Books about the Tiananmen Square massacre, Hong Kong protest movements, and other subjects deemed politically sensitive by Beijing have been removed from the former British colony’s public libraries in the lead-up to the 34th anniversary of the killings.
Hong Kong media have reported a marked increase in the number of book and documentary removals, which have been growing since the authoritarian clampdown on Hong Kong’s pro-democracy movement and the introduction of the national security law in 2020. It has resulted in a significant curtailing of political freedoms in the city and multiple arrests.
Late last month, the government’s audit commission report said the leisure and cultural services department, which operates Hong Kong’s libraries, needed to “step up efforts in examining library materials for safeguarding national security and taking follow-up actions”.
The report said Hong Kong Public Libraries had completed a preliminary review of books that focused on authors and publishers “suspected of publishing books on ‘Hong Kong independence’ previously”.
It said the review of titles, which began in 2021, was ongoing and unlikely to have a clear end date.
On Tuesday, Hong Kong media outlets reported the review appeared to have stripped from public shelves hundreds of books about the massacre of student protesters on 4 June 1989. Photon Media searched for 149 titles that were available in 2009 and found only four still listed.
Ming Pao reported that about 40% of politically themed books, magazines and videos available at the end of 2020 were gone, 96 of them removed this year. It said a number of documentaries, including by the public broadcaster RTHK, were also absent.
A Guardian search of the Hong Kong public libraries’ online catalogue returned some titles related to the Tiananmen massacre but most were shown to have “no lending copy available on shelf”. Four books on the “umbrella movement” protests were shown to have copies available.
“Books with content suspected of breaching the national security law or other local laws are removed immediately for a review,” a spokesperson for the leisure and cultural services department told the South China Morning Post.
Government figures have defended the targeting of books as safeguarding national security.
The Hong Kong chief executive, John Lee, said books were still available for purchase at private bookshops – a claim disputed by activists and residents, who noted that several bookshops have closed or removed sensitive books from their stock in fear of contravening the national security law. School libraries had already removed books deemed to be politically sensitive in the months after the introduction of the law.

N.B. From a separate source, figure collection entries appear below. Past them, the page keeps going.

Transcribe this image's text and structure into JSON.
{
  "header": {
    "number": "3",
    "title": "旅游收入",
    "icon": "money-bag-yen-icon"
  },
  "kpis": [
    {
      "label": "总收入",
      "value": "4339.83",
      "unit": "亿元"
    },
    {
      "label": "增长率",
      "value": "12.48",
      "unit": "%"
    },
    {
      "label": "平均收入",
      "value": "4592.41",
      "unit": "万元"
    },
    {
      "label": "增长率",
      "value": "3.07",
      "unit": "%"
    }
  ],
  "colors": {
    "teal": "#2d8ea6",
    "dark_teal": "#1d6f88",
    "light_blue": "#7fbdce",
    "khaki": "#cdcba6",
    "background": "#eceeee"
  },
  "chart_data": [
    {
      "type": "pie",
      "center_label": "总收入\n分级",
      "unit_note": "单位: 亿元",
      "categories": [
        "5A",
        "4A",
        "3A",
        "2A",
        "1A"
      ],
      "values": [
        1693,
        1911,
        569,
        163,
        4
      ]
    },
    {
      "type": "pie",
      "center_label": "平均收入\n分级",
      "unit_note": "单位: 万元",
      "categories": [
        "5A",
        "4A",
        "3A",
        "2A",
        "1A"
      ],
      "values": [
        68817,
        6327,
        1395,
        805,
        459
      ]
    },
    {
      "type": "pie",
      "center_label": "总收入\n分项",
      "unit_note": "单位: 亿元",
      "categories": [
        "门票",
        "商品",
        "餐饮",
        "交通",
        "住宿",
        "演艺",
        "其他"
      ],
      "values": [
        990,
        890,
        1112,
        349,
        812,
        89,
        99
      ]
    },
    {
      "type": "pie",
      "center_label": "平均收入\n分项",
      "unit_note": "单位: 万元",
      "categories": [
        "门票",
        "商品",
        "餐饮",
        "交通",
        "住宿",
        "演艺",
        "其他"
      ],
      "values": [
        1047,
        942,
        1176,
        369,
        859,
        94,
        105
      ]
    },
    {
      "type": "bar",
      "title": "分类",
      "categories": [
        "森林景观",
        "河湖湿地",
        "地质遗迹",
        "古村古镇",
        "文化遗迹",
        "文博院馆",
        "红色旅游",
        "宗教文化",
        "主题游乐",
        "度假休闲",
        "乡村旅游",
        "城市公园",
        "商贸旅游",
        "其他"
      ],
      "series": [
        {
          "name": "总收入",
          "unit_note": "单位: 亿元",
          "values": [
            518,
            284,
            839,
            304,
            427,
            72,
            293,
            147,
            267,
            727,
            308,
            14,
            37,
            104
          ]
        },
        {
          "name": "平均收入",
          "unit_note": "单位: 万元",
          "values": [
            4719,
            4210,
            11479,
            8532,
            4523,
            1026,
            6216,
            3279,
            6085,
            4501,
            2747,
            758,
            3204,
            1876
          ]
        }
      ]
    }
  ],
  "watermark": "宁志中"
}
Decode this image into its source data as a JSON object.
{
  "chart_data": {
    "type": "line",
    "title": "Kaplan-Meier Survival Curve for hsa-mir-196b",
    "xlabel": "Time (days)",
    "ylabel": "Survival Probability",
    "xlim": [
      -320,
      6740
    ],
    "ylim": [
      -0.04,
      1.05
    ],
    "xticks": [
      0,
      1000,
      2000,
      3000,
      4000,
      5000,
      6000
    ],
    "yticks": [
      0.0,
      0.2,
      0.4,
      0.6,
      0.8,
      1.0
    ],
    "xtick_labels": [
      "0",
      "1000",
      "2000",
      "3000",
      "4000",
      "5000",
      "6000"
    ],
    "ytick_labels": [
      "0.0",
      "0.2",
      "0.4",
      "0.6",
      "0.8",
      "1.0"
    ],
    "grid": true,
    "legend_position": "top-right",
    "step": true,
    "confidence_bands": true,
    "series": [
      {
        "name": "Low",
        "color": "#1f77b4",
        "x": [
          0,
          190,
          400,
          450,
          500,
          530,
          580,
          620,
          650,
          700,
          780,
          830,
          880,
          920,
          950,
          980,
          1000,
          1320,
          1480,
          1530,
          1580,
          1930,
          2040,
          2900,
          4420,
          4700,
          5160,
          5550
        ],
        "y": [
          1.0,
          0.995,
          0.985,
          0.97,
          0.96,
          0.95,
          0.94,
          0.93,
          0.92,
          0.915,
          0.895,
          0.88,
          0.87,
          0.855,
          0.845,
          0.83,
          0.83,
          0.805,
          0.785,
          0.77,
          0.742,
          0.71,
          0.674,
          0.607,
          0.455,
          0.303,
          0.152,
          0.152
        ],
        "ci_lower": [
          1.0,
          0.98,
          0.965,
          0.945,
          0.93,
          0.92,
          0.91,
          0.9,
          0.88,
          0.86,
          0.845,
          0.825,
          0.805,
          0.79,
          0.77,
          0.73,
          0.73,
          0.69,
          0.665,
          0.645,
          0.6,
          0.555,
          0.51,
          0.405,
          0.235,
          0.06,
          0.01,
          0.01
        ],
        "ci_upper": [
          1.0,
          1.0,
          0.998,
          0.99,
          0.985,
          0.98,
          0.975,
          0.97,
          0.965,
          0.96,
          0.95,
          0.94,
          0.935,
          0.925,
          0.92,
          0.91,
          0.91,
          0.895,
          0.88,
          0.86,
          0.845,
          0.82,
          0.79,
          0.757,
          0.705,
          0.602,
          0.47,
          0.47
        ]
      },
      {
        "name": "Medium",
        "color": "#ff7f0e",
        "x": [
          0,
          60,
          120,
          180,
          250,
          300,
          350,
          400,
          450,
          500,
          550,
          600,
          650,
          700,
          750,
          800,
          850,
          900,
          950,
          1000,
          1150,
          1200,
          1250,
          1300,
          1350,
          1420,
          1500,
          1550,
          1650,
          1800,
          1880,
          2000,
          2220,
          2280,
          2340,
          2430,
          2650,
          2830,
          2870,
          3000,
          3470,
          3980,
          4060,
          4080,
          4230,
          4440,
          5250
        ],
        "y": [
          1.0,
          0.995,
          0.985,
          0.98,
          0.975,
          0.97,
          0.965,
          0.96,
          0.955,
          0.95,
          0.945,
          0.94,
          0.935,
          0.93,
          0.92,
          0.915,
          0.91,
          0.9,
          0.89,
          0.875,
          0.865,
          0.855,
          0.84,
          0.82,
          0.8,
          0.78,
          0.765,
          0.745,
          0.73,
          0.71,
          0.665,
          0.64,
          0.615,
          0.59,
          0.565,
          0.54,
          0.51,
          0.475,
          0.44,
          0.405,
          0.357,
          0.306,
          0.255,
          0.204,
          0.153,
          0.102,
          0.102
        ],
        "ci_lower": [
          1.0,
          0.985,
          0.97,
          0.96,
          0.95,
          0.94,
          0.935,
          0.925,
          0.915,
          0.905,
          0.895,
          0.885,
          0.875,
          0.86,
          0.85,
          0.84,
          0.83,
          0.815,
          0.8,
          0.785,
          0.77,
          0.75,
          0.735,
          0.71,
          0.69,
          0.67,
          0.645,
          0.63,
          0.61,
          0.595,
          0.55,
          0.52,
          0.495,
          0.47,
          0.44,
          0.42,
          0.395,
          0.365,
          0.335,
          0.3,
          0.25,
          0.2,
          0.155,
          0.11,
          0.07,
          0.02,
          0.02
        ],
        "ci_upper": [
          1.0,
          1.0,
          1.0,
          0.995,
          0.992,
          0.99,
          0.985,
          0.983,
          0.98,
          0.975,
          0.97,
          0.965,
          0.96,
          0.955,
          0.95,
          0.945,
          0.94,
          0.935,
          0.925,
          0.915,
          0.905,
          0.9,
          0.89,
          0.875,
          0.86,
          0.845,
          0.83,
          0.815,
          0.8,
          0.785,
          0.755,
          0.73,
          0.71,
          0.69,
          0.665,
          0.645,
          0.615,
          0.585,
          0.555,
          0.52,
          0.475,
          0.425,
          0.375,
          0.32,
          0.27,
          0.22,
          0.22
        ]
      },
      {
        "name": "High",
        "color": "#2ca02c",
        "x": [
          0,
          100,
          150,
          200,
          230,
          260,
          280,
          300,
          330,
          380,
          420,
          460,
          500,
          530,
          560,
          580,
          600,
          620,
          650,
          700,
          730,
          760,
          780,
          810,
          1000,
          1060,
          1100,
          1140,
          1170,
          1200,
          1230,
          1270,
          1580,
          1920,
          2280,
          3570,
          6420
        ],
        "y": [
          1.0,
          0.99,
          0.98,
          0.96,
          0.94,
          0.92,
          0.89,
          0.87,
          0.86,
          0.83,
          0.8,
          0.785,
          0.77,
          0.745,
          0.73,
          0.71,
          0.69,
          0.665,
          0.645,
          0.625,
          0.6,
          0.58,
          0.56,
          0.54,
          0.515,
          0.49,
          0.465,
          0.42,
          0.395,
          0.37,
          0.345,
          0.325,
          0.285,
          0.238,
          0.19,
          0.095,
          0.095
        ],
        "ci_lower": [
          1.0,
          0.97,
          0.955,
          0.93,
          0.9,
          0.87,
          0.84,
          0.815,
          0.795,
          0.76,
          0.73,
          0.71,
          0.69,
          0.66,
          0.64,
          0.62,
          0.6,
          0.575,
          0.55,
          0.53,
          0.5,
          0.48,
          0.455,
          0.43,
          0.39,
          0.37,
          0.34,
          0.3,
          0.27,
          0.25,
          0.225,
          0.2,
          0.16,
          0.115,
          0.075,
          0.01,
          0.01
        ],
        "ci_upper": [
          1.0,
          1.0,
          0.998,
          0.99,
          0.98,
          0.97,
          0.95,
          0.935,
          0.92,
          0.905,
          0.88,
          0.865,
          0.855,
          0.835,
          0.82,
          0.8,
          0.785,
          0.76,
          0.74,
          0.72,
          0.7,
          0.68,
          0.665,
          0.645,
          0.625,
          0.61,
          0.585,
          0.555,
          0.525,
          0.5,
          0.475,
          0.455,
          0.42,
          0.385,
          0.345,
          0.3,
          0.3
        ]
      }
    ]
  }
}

“What libraries need to do is ensure that books that may not be suitable for circulation, that they have to do their duties,” Hong Kong’s secretary for security, Chris Tang, said on Tuesday.
“The principles we use, which I support, is first if all to ensure there is no breach of any laws in Hong Kong, including of course copyright etcetera, and also if they spread any kind of messages that are not in the interest of Hong Kong.”
Tang said he was sure that “safeguarding national security is high on the agenda of each and every individual department and bureau”.
In 2021, Tang had said the cultural and media sectors were an emerging source of national security threats, where pro-independence activists might conduct “soft resistance”.
Government targeting of media and literature has continued, with one of the most notable examples being the conviction for sedition of five members of a physical therapists’ union over the publication of a children’s book.
The judge found that the book, which depicted sheep fleeing from invading wolves, aimed to incite hatred against China.
Late last month, Google revealed in its biannual report that the Hong Kong police had sought to have content related to the book taken off the internet because the court considered it to be “seditious”. Google refused.
Increasing censorship under the remit of the national security law has also targeted media outlets, cartoons, films, documentaries, and art exhibitions. In response, a growing number of international projects are archiving or publishing the targeted content.
Several are operating under the radar, according to one operator of a project receiving sensitive books donated by people Hong Kong for foreign redistribution. He said people passed books along from friend to friend, driven by a need to preserve titles and information about Hong Kong society and history.